Wie alt sind die Menschen, die Sie aufsuchen? Lässt sich ein Generationenschwerpunkt festmachen? Sind auch junge Menschen vertreten?

Meine jüngste Klientin ist acht Jahre alt. Sie wollte erst mal nur mal wissen, welchen Aszendenten sie hat und dann ergaben sich Fragen. Wenn ich ihr was zu ihrem Horoskop sage, ist die Mutter, eine Filmemacherin, natürlich dabei. Der Neugier und der Erkenntnisfreude sind also keine Grenzen gesetzt. Ich bemerke allgemein, dass meine Klientel sich langsam verjüngt und mittlerweile tauchen immer mehr Millennials in meiner Praxis auf. Das ist gut so und bei einigen spüre ich ein tiefes Bedürfnis sich vom digitalen Irrsinn einmal zu verabschieden. So ein „Facebook Sabbatical“ kann ich trotz Corona nur jedem empfehlen, der seit frühester Jugend in den sozialen Netzwerken unterwegs ist. Es muss ja nicht gleich ein ganzes Jahr sein. Ein Monat bewirkt da auch schon mal Wunder. Es gibt ein Leben nach Facebook und viele spüren ein Unbehagen, dass das mit den permanenten digitalen Sozialkontakten nicht alles sein kann.

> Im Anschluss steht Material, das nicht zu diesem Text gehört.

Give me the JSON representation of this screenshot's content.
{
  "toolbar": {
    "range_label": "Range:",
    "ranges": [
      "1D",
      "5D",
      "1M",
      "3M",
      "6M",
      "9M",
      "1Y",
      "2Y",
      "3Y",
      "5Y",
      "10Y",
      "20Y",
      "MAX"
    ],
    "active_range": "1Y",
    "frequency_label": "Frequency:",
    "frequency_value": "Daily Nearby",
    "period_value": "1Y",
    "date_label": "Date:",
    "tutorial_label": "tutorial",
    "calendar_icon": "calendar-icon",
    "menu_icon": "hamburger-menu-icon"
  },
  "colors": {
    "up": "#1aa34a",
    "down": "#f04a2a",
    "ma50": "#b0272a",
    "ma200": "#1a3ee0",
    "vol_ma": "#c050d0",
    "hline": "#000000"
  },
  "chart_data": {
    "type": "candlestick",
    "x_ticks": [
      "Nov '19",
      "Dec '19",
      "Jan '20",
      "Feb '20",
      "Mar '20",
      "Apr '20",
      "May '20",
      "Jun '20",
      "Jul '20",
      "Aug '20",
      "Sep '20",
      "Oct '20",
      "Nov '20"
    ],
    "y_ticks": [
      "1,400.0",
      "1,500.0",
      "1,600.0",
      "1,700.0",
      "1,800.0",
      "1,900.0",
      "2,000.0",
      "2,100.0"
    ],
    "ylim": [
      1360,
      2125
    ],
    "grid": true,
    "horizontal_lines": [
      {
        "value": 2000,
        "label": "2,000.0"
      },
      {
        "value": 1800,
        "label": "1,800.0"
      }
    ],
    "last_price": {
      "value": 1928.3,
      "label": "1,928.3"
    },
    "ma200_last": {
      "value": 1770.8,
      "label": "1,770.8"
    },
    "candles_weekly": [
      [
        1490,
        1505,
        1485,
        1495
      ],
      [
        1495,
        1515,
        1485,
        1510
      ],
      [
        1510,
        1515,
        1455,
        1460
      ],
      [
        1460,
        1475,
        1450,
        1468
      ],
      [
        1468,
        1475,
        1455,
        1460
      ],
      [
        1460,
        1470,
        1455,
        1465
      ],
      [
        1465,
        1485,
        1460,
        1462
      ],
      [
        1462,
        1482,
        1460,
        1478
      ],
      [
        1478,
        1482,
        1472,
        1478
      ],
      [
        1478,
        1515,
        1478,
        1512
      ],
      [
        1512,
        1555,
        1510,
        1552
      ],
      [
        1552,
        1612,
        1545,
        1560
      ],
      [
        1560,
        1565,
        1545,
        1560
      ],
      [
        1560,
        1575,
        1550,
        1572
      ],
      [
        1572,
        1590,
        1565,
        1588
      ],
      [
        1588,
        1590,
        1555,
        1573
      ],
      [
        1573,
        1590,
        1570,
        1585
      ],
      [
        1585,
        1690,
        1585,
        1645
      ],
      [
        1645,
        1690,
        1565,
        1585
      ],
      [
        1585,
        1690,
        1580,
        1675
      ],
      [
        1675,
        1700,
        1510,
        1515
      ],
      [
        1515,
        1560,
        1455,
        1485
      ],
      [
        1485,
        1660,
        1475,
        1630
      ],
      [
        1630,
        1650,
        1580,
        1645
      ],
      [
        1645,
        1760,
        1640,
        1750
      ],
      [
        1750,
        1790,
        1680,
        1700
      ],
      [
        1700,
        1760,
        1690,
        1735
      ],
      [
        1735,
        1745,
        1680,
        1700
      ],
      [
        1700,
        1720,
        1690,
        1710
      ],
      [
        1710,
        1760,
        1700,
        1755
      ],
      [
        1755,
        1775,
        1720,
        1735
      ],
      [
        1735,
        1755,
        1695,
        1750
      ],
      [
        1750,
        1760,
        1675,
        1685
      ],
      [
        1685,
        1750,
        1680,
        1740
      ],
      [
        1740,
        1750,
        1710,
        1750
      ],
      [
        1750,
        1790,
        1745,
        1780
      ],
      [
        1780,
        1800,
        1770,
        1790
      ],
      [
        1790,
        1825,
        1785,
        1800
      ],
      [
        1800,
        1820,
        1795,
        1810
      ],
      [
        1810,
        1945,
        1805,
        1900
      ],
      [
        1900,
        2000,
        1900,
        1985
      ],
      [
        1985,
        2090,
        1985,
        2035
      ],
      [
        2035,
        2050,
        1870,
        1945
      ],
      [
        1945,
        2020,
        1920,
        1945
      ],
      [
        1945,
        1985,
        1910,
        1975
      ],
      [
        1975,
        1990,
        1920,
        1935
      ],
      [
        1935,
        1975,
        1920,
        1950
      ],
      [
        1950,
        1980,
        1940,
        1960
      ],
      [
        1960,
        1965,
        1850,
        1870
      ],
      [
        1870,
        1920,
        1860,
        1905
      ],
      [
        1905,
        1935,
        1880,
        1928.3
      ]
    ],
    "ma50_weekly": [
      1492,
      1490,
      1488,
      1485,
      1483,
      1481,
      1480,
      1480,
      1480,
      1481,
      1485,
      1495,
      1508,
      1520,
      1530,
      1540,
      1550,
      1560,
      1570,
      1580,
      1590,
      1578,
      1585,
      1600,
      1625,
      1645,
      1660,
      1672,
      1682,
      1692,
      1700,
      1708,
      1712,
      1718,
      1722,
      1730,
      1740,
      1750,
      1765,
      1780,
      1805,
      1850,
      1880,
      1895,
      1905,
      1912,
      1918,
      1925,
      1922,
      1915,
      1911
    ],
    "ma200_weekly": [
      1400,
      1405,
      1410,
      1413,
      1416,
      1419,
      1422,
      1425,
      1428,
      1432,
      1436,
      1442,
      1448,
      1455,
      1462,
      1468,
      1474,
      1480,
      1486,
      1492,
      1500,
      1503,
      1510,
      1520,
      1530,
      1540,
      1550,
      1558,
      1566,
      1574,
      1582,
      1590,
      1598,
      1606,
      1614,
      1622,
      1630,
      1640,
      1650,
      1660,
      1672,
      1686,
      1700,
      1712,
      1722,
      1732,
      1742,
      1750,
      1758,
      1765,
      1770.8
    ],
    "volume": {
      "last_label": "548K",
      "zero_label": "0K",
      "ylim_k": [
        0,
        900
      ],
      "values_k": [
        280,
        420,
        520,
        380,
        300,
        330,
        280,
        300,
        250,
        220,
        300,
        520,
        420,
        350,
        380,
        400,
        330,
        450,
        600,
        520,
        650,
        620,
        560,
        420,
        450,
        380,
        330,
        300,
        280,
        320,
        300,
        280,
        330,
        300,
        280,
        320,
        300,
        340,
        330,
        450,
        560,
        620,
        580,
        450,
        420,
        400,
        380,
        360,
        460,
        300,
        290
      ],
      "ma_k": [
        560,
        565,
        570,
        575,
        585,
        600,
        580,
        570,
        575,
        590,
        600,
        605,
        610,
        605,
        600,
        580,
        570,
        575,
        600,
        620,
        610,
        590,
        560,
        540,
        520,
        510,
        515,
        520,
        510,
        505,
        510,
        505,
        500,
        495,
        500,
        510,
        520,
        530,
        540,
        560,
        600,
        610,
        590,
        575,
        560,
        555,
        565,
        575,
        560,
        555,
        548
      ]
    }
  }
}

Und wie steht es mit den Älteren?

Mit einer Endsiebzigerin hatte ich im vorletzten Jahr etwas sehr trauriges erlebt. Sie rief an und sagte mit zittriger Stimme: „Ich war mal vor über zwanzig Jahren bei Ihnen. Leider habe ich ihre Ratschläge nicht beherzigt. Jetzt habe ich Krebs und muss bald sterben.“ Mit solchen Situationen wird man konfrontiert, wenn man Astrologie betreibt. Die Dame ist tatsächlich mittlerweile verstorben. Ob ihr Tod tatsächlich etwas mit diesem Grund zu tun hat, bleibt dahin gestellt. Aber gefühlt war es für sie in diesem Moment so. Es ist halt so in der astrologischen Praxis: Alles ist freiwillig. Und was und wie viel der Klient oder die Klientin nach einer Beratung mit in den Horizont seines Lebens nimmt, bleibt ihr selber überlassen. Ich telefoniere da nicht hinterher und kontrolliere. Zum Glück kann ich sagen: Die positiven Beispiele überwiegen bei weitem, sonst hätte ich den Astrologenhut schon längst an den Nagel gehängt.

Herr Schneider, vielen Dank für das Gespräch.